Research analysis
Digitimes Research: Silicon Works expected to expand non-LCD driver IC revenues thanks to LG
Ricky Tu, DIGITIMES Research, Taipei

Although Silicon Works' revenues from the LCD driver IC (LDI) business dropped 8.1% on year and reached KRW128.7 billion (US$120 million) in the first half of 2014 because of two consecutive quarters of decline in iPad shipments, the company is expected to be able to expand its revenues from non-LDI product lines such as LED driver ICs and car electronics ICs in the future as it became a subsidiary of the LG Group in the second quarter of 2014.

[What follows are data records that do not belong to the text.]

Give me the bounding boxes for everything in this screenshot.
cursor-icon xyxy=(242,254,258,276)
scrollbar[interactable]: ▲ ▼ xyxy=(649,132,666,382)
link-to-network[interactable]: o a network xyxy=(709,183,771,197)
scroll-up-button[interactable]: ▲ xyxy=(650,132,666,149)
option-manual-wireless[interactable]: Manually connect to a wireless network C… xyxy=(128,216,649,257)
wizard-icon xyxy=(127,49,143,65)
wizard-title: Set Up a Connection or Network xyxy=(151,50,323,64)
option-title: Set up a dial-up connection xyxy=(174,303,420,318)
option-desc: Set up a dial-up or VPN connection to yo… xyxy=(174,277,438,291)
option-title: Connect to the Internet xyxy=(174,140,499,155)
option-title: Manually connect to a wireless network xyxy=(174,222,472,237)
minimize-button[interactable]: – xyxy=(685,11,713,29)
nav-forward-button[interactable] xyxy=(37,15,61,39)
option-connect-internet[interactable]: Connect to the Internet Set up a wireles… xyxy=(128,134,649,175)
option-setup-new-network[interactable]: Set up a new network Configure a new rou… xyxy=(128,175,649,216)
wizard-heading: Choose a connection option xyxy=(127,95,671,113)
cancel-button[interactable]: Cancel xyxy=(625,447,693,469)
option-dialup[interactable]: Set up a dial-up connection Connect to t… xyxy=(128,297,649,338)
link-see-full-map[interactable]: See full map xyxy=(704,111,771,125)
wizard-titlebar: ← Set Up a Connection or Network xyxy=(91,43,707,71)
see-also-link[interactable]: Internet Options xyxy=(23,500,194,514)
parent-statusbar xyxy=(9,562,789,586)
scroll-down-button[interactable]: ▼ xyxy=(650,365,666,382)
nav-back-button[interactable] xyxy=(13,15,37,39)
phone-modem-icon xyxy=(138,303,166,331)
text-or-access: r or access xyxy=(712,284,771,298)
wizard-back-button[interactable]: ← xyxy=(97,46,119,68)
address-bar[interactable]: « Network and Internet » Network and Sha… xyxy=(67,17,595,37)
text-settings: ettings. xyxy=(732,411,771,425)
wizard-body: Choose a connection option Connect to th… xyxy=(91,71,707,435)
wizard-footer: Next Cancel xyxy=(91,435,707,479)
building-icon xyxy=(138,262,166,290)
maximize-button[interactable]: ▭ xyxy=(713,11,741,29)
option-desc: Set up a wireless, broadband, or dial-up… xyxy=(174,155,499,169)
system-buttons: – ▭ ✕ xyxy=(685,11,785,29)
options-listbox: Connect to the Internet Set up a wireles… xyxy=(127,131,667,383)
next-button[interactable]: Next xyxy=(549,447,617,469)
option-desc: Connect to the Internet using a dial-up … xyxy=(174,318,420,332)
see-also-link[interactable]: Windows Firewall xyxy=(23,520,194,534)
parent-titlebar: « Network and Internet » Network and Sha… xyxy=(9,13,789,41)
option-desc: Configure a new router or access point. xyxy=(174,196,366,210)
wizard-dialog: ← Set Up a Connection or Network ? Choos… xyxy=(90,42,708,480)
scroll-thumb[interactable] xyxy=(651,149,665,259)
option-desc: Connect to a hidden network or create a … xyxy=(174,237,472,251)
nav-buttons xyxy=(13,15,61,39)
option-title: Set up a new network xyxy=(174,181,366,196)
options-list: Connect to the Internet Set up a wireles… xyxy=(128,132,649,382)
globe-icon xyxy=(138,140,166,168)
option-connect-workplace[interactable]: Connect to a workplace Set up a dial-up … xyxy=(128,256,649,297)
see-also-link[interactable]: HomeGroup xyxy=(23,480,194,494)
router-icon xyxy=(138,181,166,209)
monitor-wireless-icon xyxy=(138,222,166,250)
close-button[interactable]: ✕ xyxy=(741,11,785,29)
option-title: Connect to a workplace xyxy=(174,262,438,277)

Silicon Works' revenues from non-LDI product lines were higher than those of other major Taiwan and Korea makers during the first half of 2014, with a revenue proportion of 24.3%. The company is expected to continue supplying timing controller (TCon) applications to LG Display in the future in addition to LED driver ICs, car electronics ICs and power management IC applications.

Digitimes Research also expects the company to supply various touch IC solutions to LG Electronics and LG Chemical as a result of LG's stake in the company, which will push up its revenue proportion of non-LDI products in the future.

Digitimes Research also noted that Silicon Works' operating profits increased to 6.5% in the first half despite its revenue decline.